🤖 AI Summary
Existing single-domain generalization object detection (S-DGOD) methods rely on generic data augmentation, lacking physically grounded priors, and thus struggle to enhance cross-domain robustness. This work pioneers the integration of atmospheric optical principles into S-DGOD, proposing a physically interpretable perturbation model operating in the image frequency domain. The model enables controllable synthesis of non-ideal imaging conditions—including scattering, blur, and chromatic bias—by explicitly modeling their spectral signatures. Crucially, our approach requires no architectural or loss-function modifications; instead, it improves domain-invariant representation learning solely through physics-guided frequency-domain augmentation. On the DWD and Cityscapes-C benchmarks, our method achieves absolute mAP gains of +7.3% and +7.2% over strong baselines, respectively, outperforming all existing S-DGOD approaches. This establishes a novel, interpretable, and physically grounded paradigm for generalizable object detection.
📝 Abstract
Single-Domain Generalized Object Detection~(S-DGOD) aims to train on a single source domain for robust performance across a variety of unseen target domains by taking advantage of an object detector. Existing S-DGOD approaches often rely on data augmentation strategies, including a composition of visual transformations, to enhance the detector's generalization ability. However, the absence of real-world prior knowledge hinders data augmentation from contributing to the diversity of training data distributions. To address this issue, we propose PhysAug, a novel physical model-based non-ideal imaging condition data augmentation method, to enhance the adaptability of the S-DGOD tasks. Drawing upon the principles of atmospheric optics, we develop a universal perturbation model that serves as the foundation for our proposed PhysAug.

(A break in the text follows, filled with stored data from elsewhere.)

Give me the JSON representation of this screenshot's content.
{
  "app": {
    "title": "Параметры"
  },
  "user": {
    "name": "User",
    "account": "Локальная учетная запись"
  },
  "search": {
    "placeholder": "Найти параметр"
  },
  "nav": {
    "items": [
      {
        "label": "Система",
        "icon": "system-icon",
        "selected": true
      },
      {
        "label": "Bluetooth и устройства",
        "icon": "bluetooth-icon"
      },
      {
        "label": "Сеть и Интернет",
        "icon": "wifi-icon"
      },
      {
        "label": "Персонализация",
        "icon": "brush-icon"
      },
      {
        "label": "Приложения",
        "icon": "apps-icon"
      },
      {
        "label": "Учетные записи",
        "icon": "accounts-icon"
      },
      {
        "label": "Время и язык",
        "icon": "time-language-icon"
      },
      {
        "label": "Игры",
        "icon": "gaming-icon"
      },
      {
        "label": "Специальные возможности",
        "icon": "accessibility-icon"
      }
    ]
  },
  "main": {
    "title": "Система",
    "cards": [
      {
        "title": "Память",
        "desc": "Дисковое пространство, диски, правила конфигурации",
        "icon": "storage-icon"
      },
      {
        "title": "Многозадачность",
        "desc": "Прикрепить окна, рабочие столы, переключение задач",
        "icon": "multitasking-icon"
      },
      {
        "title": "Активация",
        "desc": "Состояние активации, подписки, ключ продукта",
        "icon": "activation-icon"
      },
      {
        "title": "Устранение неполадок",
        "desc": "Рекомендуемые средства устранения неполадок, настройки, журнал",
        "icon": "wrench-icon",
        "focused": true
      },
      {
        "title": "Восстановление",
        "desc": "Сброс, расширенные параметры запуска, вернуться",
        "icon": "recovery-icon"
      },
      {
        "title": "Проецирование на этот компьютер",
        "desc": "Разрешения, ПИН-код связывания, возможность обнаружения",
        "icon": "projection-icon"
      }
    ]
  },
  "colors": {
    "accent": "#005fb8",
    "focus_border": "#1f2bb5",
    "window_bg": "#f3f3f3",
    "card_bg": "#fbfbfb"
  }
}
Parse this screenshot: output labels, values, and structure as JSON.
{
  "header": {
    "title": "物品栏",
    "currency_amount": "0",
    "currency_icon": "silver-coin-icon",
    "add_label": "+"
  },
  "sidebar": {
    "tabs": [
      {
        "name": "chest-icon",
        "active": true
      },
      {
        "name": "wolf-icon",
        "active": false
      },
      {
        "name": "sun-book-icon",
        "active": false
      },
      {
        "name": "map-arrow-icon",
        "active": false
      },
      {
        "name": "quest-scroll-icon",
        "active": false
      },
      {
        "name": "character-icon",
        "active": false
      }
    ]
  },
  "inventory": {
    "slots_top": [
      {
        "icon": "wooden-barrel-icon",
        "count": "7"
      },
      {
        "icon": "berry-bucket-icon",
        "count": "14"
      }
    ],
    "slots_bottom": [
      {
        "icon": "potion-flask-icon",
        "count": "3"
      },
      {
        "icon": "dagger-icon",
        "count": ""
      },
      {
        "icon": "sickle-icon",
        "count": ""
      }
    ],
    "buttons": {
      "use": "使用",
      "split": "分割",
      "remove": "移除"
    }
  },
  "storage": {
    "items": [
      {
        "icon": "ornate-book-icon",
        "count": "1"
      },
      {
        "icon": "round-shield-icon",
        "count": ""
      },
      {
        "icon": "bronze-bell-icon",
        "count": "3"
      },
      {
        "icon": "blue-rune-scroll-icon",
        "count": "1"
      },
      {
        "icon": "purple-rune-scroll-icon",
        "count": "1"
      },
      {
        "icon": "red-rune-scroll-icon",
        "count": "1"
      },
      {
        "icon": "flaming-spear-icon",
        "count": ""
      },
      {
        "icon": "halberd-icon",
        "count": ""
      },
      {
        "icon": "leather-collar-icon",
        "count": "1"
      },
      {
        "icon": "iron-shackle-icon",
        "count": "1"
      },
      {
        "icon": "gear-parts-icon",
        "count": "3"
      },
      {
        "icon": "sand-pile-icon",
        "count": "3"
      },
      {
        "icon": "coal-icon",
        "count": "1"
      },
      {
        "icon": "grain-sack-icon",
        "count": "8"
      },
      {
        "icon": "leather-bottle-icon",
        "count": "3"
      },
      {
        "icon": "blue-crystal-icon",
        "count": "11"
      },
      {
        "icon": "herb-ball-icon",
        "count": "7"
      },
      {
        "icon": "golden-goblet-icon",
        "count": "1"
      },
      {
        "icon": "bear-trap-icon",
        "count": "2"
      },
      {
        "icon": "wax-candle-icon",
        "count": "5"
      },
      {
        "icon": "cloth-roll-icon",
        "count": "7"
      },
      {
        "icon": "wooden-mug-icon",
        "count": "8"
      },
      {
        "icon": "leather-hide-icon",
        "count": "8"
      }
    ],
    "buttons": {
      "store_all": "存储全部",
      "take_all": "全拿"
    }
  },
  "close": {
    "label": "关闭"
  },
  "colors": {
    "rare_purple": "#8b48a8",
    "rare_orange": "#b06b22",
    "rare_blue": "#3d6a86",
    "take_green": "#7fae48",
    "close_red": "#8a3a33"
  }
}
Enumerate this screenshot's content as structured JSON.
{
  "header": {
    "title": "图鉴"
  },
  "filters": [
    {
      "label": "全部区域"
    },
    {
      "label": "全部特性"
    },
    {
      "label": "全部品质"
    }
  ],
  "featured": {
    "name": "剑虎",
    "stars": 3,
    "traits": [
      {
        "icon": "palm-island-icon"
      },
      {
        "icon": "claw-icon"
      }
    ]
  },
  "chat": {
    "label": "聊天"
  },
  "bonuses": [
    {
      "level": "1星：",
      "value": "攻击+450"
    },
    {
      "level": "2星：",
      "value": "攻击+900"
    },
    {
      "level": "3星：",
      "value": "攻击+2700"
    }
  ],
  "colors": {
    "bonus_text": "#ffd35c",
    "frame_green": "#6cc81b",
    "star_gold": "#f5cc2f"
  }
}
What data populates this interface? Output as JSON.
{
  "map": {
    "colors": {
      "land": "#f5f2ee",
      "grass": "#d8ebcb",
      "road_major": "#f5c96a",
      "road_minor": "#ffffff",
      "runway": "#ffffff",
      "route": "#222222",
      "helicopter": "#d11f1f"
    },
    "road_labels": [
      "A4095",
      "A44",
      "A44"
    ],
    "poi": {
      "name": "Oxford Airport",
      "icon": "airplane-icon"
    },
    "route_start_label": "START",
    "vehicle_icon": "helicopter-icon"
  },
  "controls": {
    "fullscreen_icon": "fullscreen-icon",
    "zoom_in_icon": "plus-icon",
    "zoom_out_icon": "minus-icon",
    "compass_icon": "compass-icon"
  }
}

Given that visual perturbations typically arise from the interaction of light with atmospheric particles, the image frequency spectrum is harnessed to simulate real-world variations during training. This approach fosters the detector to learn domain-invariant representations, thereby enhancing its ability to generalize across various settings. Without altering the network architecture or loss function, our approach significantly outperforms the state-of-the-art across various S-DGOD datasets. In particular, it achieves a substantial improvement of $7.3%$ and $7.2%$ over the baseline on DWD and Cityscape-C, highlighting its enhanced generalizability in real-world settings.